Horror Book Review: Jamie Lee Curtis: Scream Queen by David Grove


I cannot let this Halloween end without recommending Jamie Lee Curtis: Scream Queen, David Grove’s biography of one of horror cinema’s most iconic stars.

As you can probably guess from the title, the focus of this book is on the start of Jamie Lee Curtis’s career, when she was almost exclusively appearing in slasher films.  Beginning with her starring role in Halloween and going all the way through films like Terror Train, Prom Night, Road Games, The Fog, and Halloween 2, the book shows both how Curtis dealt with suddenly being a horror icon and how she eventually left the horror genre behind in an effort to show that she was capable of doing more than just screaming and running.  Eventually, as the book details, she reached a point where she could return to horror with Halloween H20 but, for a while, her horror work was truly a double-edged sword.  It made her famous but it also kept her from being considered for the type of roles that she truly hoped to play.

That said, this book takes refreshingly positive look at her early film career, providing both serious analysis of and fascinating behind-the-scenes details about all of Curtis’s horror films.  Yes, even Prom Night.

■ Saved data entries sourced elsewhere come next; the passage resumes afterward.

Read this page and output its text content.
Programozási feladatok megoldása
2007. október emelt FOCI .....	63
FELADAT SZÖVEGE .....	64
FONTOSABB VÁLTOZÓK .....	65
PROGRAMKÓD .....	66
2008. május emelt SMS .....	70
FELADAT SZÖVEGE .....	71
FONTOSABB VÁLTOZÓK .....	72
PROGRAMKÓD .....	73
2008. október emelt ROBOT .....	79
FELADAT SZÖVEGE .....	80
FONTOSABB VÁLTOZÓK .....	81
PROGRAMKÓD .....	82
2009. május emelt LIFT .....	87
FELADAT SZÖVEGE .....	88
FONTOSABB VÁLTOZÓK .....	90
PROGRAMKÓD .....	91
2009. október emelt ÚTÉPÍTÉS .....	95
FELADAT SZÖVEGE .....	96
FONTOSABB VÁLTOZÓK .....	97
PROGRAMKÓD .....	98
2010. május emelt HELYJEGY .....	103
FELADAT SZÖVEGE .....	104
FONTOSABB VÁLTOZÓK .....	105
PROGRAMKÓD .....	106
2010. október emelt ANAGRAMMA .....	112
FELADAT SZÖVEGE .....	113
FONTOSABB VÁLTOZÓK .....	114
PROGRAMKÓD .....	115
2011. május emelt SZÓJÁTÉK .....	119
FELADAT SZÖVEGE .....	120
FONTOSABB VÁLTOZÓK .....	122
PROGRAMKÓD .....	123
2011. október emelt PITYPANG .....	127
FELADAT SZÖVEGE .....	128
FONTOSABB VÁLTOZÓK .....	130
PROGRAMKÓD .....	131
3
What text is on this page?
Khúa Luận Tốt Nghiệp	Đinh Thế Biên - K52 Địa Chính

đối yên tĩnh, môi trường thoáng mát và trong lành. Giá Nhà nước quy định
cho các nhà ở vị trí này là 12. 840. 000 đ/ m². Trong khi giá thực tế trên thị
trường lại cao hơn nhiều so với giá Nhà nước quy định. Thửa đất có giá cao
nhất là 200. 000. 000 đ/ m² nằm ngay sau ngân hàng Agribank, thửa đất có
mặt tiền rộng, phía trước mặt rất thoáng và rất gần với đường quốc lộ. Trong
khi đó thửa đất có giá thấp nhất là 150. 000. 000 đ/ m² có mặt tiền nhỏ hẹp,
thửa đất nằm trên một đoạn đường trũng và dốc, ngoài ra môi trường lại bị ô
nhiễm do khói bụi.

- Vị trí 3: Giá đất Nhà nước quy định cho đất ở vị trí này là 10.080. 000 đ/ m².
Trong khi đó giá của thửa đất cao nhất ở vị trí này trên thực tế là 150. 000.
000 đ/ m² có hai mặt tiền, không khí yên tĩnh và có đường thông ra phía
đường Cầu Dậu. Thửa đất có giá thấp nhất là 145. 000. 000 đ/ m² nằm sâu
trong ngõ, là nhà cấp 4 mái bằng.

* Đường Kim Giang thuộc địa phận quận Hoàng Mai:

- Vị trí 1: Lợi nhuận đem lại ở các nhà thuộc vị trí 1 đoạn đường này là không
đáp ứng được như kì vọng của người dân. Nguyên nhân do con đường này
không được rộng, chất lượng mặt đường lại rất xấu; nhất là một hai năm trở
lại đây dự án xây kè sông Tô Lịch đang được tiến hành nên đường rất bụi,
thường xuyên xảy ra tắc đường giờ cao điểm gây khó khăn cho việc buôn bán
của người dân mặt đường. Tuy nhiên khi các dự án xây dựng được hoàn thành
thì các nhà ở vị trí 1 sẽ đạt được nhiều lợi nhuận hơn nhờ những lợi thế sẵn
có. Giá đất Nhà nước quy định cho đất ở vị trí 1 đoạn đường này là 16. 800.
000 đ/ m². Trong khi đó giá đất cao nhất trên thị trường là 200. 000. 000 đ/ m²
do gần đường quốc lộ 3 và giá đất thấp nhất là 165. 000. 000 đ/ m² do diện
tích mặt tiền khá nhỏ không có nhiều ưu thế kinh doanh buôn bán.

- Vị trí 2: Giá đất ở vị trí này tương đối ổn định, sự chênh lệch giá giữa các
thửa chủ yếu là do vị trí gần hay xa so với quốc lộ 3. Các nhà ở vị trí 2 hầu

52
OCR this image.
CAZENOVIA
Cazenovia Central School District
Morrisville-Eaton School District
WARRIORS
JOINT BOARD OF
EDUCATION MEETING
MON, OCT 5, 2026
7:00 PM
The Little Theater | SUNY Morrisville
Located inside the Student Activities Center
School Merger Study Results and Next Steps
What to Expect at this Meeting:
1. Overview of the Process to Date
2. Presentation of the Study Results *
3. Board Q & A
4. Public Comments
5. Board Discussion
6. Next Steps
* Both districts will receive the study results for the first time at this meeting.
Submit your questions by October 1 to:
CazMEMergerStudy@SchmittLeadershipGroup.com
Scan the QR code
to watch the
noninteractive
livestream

In fact, the two chapters devoted to Prom Night were probably my favorite part of the book.  Though Curtis herself was not interviewed, several members of the cast and crew were and their recollections of their work on this not-very-good but oddly watchable film provide an interesting portrait of life during a low-budget movie shoot.  Of course, everyone focuses on how in awe they were of Jamie but, at the same time, they are also open about their own personal feelings and recollections about the shooting of this movie.  Their hopes and dreams, many of them destined to be unfulfilled, come through just as vividly as their memories of watching Jamie Lee Curtis film the famous disco scene.  The passages dealing with Casey Stevens, who played Jamie’s Prom Night boyfriend and subsequently died of AIDS, are especially moving.  In the end, Jamie Lee Curits; Scream Queen is not just a biography of Jamie Lee Curtis.  It’s a tribute to both movies and the people who make them.

If you’re a lover of the horror genre or a student of film history, this is one of those book that you simply must have.  It’s got just about everything that you could possibly want.